Celesc não pode exigir contratação mínima de energia elétrica

As Centrais Elétricas de Santa Catarina (Celesc) não podem exigir dos consumidores do Grupo A - industriais e os grandes comerciantes - a contratação da demanda mínima de 30 Kw de energia elétrica, prevista na Resolução nº 456/00 da Aneel. A decisão é da juíza substituta da 1ª Vara Federal de Florianópolis, Marjôrie Cristina Freiberger Ribeiro da Silva em Ação Civil Pública proposta pelo Ministério Público Federal.

A liminar também proíbe a exigência da tarifa de ultrapassagem três vezes superior ao valor da tarifa normal de demanda daqueles consumidores que não aderirem ao contrato de demanda mínima. A multa em caso de descumprimento é de dez salários mínimos, por consumidor do Grupo A que continue a ser obrigado a contratar a demanda mínima. A decisão vale para todo o Estado de Santa Catarina

Para a juíza, o consumidor não pode ser obrigado a contratar demanda que não pediu. A obrigatoriedade da demanda mínima dos consumidores maiores, sem sua concordância, "revela desvirtuamento do contrato com o consumidor".
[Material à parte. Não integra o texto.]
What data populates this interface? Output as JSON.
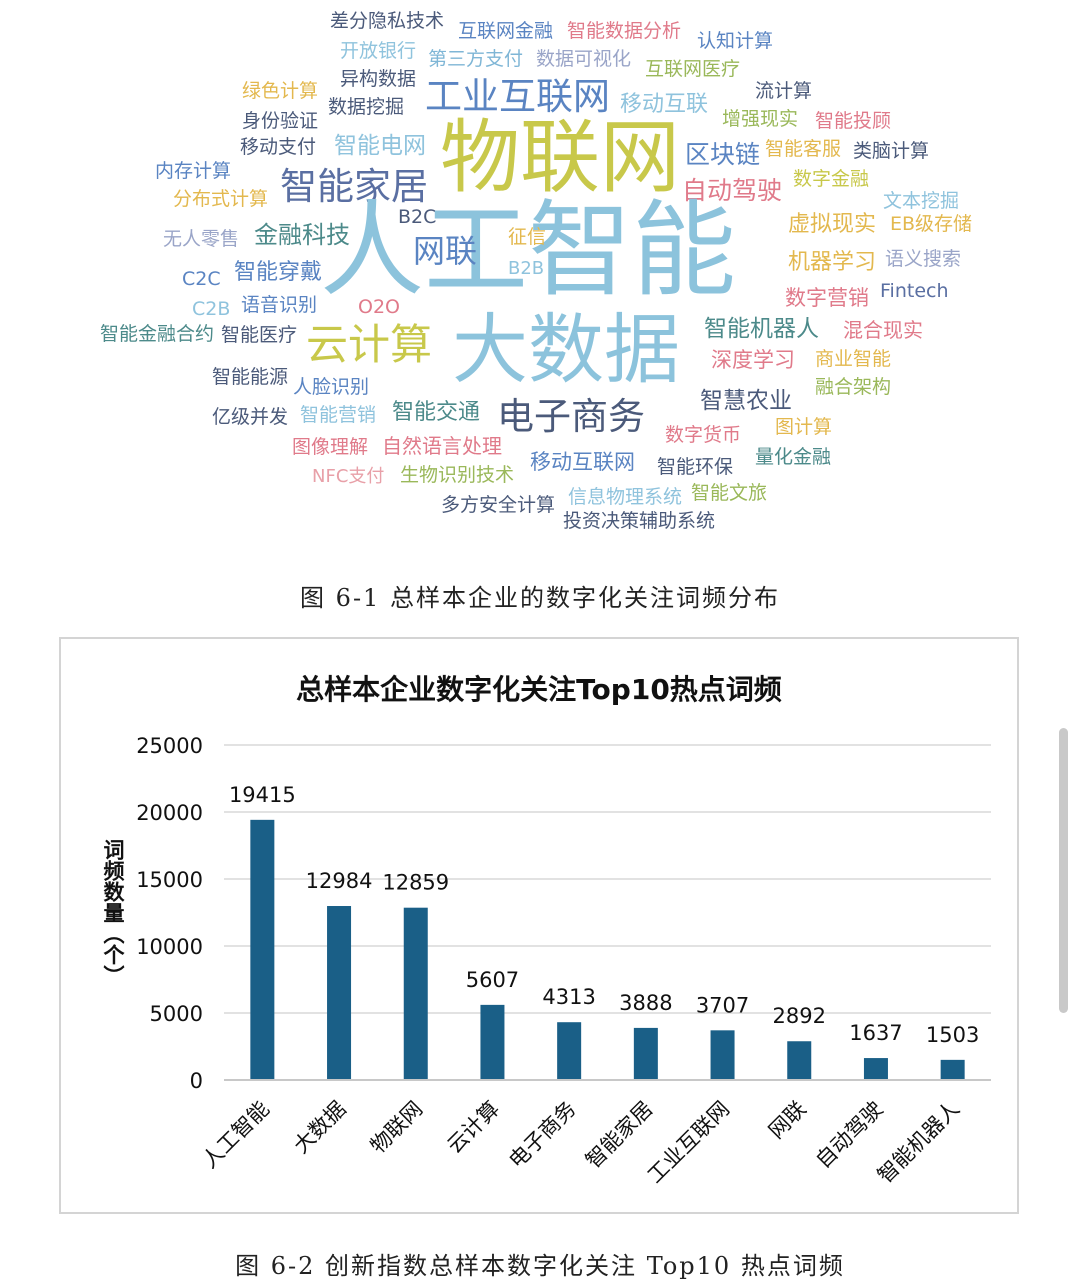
{
  "figure1": {
    "caption": "图 6-1  总样本企业的数字化关注词频分布",
    "words": [
      {
        "text": "差分隐私技术",
        "color": "#4b5a7a"
      },
      {
        "text": "互联网金融",
        "color": "#5a84c2"
      },
      {
        "text": "智能数据分析",
        "color": "#e07a8a"
      },
      {
        "text": "认知计算",
        "color": "#5a84c2"
      },
      {
        "text": "开放银行",
        "color": "#8fc3dd"
      },
      {
        "text": "第三方支付",
        "color": "#7fb6d6"
      },
      {
        "text": "数据可视化",
        "color": "#9aa5c8"
      },
      {
        "text": "互联网医疗",
        "color": "#9ab85a"
      },
      {
        "text": "异构数据",
        "color": "#4b5a7a"
      },
      {
        "text": "绿色计算",
        "color": "#e3b84e"
      },
      {
        "text": "工业互联网",
        "color": "#5a84c2"
      },
      {
        "text": "移动互联",
        "color": "#8fc3dd"
      },
      {
        "text": "流计算",
        "color": "#4b5a7a"
      },
      {
        "text": "数据挖掘",
        "color": "#4b5a7a"
      },
      {
        "text": "身份验证",
        "color": "#4b5a7a"
      },
      {
        "text": "增强现实",
        "color": "#9ab85a"
      },
      {
        "text": "智能投顾",
        "color": "#e07a8a"
      },
      {
        "text": "物联网",
        "color": "#c8c84a"
      },
      {
        "text": "移动支付",
        "color": "#4b5a7a"
      },
      {
        "text": "智能电网",
        "color": "#8fc3dd"
      },
      {
        "text": "区块链",
        "color": "#5a84c2"
      },
      {
        "text": "智能客服",
        "color": "#e3b84e"
      },
      {
        "text": "类脑计算",
        "color": "#4b5a7a"
      },
      {
        "text": "内存计算",
        "color": "#5a84c2"
      },
      {
        "text": "智能家居",
        "color": "#5a6fa2"
      },
      {
        "text": "自动驾驶",
        "color": "#e07a8a"
      },
      {
        "text": "数字金融",
        "color": "#c8c84a"
      },
      {
        "text": "分布式计算",
        "color": "#e3b84e"
      },
      {
        "text": "文本挖掘",
        "color": "#8fc3dd"
      },
      {
        "text": "B2C",
        "color": "#4b5a7a"
      },
      {
        "text": "人工智能",
        "color": "#8cc3dc"
      },
      {
        "text": "EB级存储",
        "color": "#e3b84e"
      },
      {
        "text": "虚拟现实",
        "color": "#e3b84e"
      },
      {
        "text": "无人零售",
        "color": "#9aa5c8"
      },
      {
        "text": "金融科技",
        "color": "#4c8a8a"
      },
      {
        "text": "网联",
        "color": "#5a84c2"
      },
      {
        "text": "征信",
        "color": "#e3b84e"
      },
      {
        "text": "机器学习",
        "color": "#e3b84e"
      },
      {
        "text": "语义搜索",
        "color": "#9aa5c8"
      },
      {
        "text": "B2B",
        "color": "#8fc3dd"
      },
      {
        "text": "C2C",
        "color": "#5a84c2"
      },
      {
        "text": "智能穿戴",
        "color": "#5a84c2"
      },
      {
        "text": "Fintech",
        "color": "#5a6fa2"
      },
      {
        "text": "数字营销",
        "color": "#e07a8a"
      },
      {
        "text": "C2B",
        "color": "#8fc3dd"
      },
      {
        "text": "语音识别",
        "color": "#5a84c2"
      },
      {
        "text": "O2O",
        "color": "#e07a8a"
      },
      {
        "text": "大数据",
        "color": "#8cc3dc"
      },
      {
        "text": "云计算",
        "color": "#c8c84a"
      },
      {
        "text": "智能机器人",
        "color": "#4c8a8a"
      },
      {
        "text": "混合现实",
        "color": "#e07a8a"
      },
      {
        "text": "智能金融合约",
        "color": "#4c8a8a"
      },
      {
        "text": "智能医疗",
        "color": "#4b5a7a"
      },
      {
        "text": "深度学习",
        "color": "#e07a8a"
      },
      {
        "text": "商业智能",
        "color": "#e3b84e"
      },
      {
        "text": "智能能源",
        "color": "#4b5a7a"
      },
      {
        "text": "人脸识别",
        "color": "#5a84c2"
      },
      {
        "text": "融合架构",
        "color": "#9ab85a"
      },
      {
        "text": "亿级并发",
        "color": "#4b5a7a"
      },
      {
        "text": "智能营销",
        "color": "#8fc3dd"
      },
      {
        "text": "智能交通",
        "color": "#4c8a8a"
      },
      {
        "text": "电子商务",
        "color": "#4b5a7a"
      },
      {
        "text": "智慧农业",
        "color": "#4b5a7a"
      },
      {
        "text": "图像理解",
        "color": "#e07a8a"
      },
      {
        "text": "自然语言处理",
        "color": "#e07a8a"
      },
      {
        "text": "数字货币",
        "color": "#e07a8a"
      },
      {
        "text": "图计算",
        "color": "#e3b84e"
      },
      {
        "text": "NFC支付",
        "color": "#e8a0a8"
      },
      {
        "text": "生物识别技术",
        "color": "#9ab85a"
      },
      {
        "text": "移动互联网",
        "color": "#5a84c2"
      },
      {
        "text": "智能环保",
        "color": "#4b5a7a"
      },
      {
        "text": "量化金融",
        "color": "#4c8a8a"
      },
      {
        "text": "多方安全计算",
        "color": "#4b5a7a"
      },
      {
        "text": "信息物理系统",
        "color": "#8fc3dd"
      },
      {
        "text": "智能文旅",
        "color": "#9ab85a"
      },
      {
        "text": "投资决策辅助系统",
        "color": "#4b5a7a"
      }
    ]
  },
  "figure2": {
    "caption": "图 6-2  创新指数总样本数字化关注 Top10 热点词频",
    "bar_color": "#1a5f87",
    "grid_color": "#d9d9d9"
  },
  "chart_data": {
    "type": "bar",
    "title": "总样本企业数字化关注Top10热点词频",
    "xlabel": "",
    "ylabel": "词频数量（个）",
    "categories": [
      "人工智能",
      "大数据",
      "物联网",
      "云计算",
      "电子商务",
      "智能家居",
      "工业互联网",
      "网联",
      "自动驾驶",
      "智能机器人"
    ],
    "values": [
      19415,
      12984,
      12859,
      5607,
      4313,
      3888,
      3707,
      2892,
      1637,
      1503
    ],
    "ylim": [
      0,
      25000
    ],
    "yticks": [
      0,
      5000,
      10000,
      15000,
      20000,
      25000
    ],
    "grid": true,
    "legend": "none"
  }
}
Marjôrie disse que a organização e a condução dos serviços de geração e distribuição de energia elétrica são de responsabilidade da concessionária, que não pode repassar seus prejuízos aos consumidores. "A relação contratual entre a distribuidora e o consumidor diz respeito unicamente ao ser serviço que for prestado e efetivamente consumido".
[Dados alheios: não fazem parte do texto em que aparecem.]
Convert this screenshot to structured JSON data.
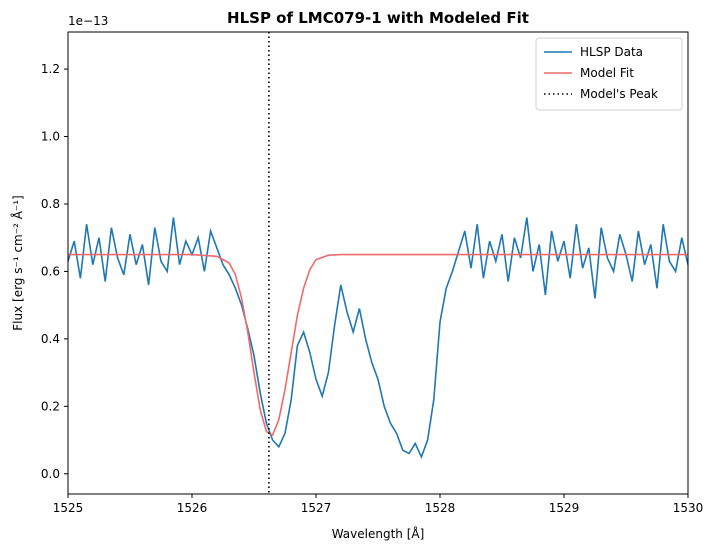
{
  "chart_data": {
    "type": "line",
    "title": "HLSP of LMC079-1 with Modeled Fit",
    "xlabel": "Wavelength [Å]",
    "ylabel": "Flux [erg s⁻¹ cm⁻² Å⁻¹]",
    "y_offset_text": "1e−13",
    "xlim": [
      1525,
      1530
    ],
    "ylim": [
      -0.06,
      1.31
    ],
    "x_ticks": [
      1525,
      1526,
      1527,
      1528,
      1529,
      1530
    ],
    "y_ticks": [
      0.0,
      0.2,
      0.4,
      0.6,
      0.8,
      1.0,
      1.2
    ],
    "x_tick_labels": [
      "1525",
      "1526",
      "1527",
      "1528",
      "1529",
      "1530"
    ],
    "y_tick_labels": [
      "0.0",
      "0.2",
      "0.4",
      "0.6",
      "0.8",
      "1.0",
      "1.2"
    ],
    "grid": false,
    "legend_position": "top-right",
    "series": [
      {
        "name": "HLSP Data",
        "color": "#1f77b4",
        "style": "solid",
        "x": [
          1525.0,
          1525.05,
          1525.1,
          1525.15,
          1525.2,
          1525.25,
          1525.3,
          1525.35,
          1525.4,
          1525.45,
          1525.5,
          1525.55,
          1525.6,
          1525.65,
          1525.7,
          1525.75,
          1525.8,
          1525.85,
          1525.9,
          1525.95,
          1526.0,
          1526.05,
          1526.1,
          1526.15,
          1526.2,
          1526.25,
          1526.3,
          1526.35,
          1526.4,
          1526.45,
          1526.5,
          1526.55,
          1526.6,
          1526.65,
          1526.7,
          1526.75,
          1526.8,
          1526.85,
          1526.9,
          1526.95,
          1527.0,
          1527.05,
          1527.1,
          1527.15,
          1527.2,
          1527.25,
          1527.3,
          1527.35,
          1527.4,
          1527.45,
          1527.5,
          1527.55,
          1527.6,
          1527.65,
          1527.7,
          1527.75,
          1527.8,
          1527.85,
          1527.9,
          1527.95,
          1528.0,
          1528.05,
          1528.1,
          1528.15,
          1528.2,
          1528.25,
          1528.3,
          1528.35,
          1528.4,
          1528.45,
          1528.5,
          1528.55,
          1528.6,
          1528.65,
          1528.7,
          1528.75,
          1528.8,
          1528.85,
          1528.9,
          1528.95,
          1529.0,
          1529.05,
          1529.1,
          1529.15,
          1529.2,
          1529.25,
          1529.3,
          1529.35,
          1529.4,
          1529.45,
          1529.5,
          1529.55,
          1529.6,
          1529.65,
          1529.7,
          1529.75,
          1529.8,
          1529.85,
          1529.9,
          1529.95,
          1530.0
        ],
        "values": [
          0.63,
          0.69,
          0.58,
          0.74,
          0.62,
          0.7,
          0.57,
          0.73,
          0.64,
          0.59,
          0.71,
          0.62,
          0.68,
          0.56,
          0.73,
          0.63,
          0.6,
          0.76,
          0.62,
          0.69,
          0.65,
          0.7,
          0.6,
          0.72,
          0.67,
          0.62,
          0.59,
          0.55,
          0.5,
          0.43,
          0.35,
          0.24,
          0.15,
          0.1,
          0.08,
          0.12,
          0.22,
          0.38,
          0.42,
          0.36,
          0.28,
          0.23,
          0.3,
          0.44,
          0.56,
          0.48,
          0.42,
          0.49,
          0.4,
          0.33,
          0.28,
          0.2,
          0.15,
          0.12,
          0.07,
          0.06,
          0.09,
          0.05,
          0.1,
          0.22,
          0.45,
          0.55,
          0.6,
          0.66,
          0.72,
          0.61,
          0.74,
          0.58,
          0.69,
          0.63,
          0.71,
          0.57,
          0.7,
          0.64,
          0.76,
          0.6,
          0.68,
          0.53,
          0.72,
          0.63,
          0.69,
          0.58,
          0.74,
          0.61,
          0.67,
          0.52,
          0.73,
          0.64,
          0.6,
          0.71,
          0.65,
          0.57,
          0.72,
          0.62,
          0.68,
          0.55,
          0.74,
          0.63,
          0.6,
          0.7,
          0.62
        ]
      },
      {
        "name": "Model Fit",
        "color": "#f06a6a",
        "style": "solid",
        "x": [
          1525.0,
          1525.5,
          1526.0,
          1526.2,
          1526.3,
          1526.35,
          1526.4,
          1526.45,
          1526.5,
          1526.55,
          1526.6,
          1526.65,
          1526.7,
          1526.75,
          1526.8,
          1526.85,
          1526.9,
          1526.95,
          1527.0,
          1527.1,
          1527.2,
          1527.5,
          1528.0,
          1529.0,
          1530.0
        ],
        "values": [
          0.65,
          0.65,
          0.65,
          0.645,
          0.625,
          0.59,
          0.52,
          0.42,
          0.3,
          0.19,
          0.125,
          0.115,
          0.16,
          0.25,
          0.36,
          0.47,
          0.55,
          0.605,
          0.635,
          0.648,
          0.65,
          0.65,
          0.65,
          0.65,
          0.65
        ]
      },
      {
        "name": "Model's Peak",
        "color": "#000000",
        "style": "dotted",
        "x_value": 1526.62
      }
    ]
  }
}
A falta de previsão do consumo não justifica, segundo a juíza, a obrigatoriedade de contratação mínima, "ainda mais sob o fundamento de que a concessionária seria prejudicada". Ela disse que com o uso de medidores, seria possível ter a média de utilização das demandas de cada consumidor de alta tensão, o que poderia propiciar a previsão aproximada da quantidade de potência a ser contratada com a empresa geradora.

Marjôrie disse que o eventual prejuízo na contratação de energia no mercado livre, em valores superiores aos pagos, "não é justificativa para impor ao contribuinte contratação mínima de potência que ele não vai utilizar". Para a juíza, o serviço de contratação da energia da empresa distribuidora com a geradora até o ponto de entrega, "é de responsabilidade única e exclusiva da empresa distribuidora e não do consumidor".

De acordo com a liminar, os encargos devem ser suportados por quem presta os serviços, uma vez que a geração da potência até o ponto de entrega é momento anterior à distribuição de energia ao consumidor para utilização. "A ele, consumidor, cabe pagar somente o que vai consumir", disse Marjôrie.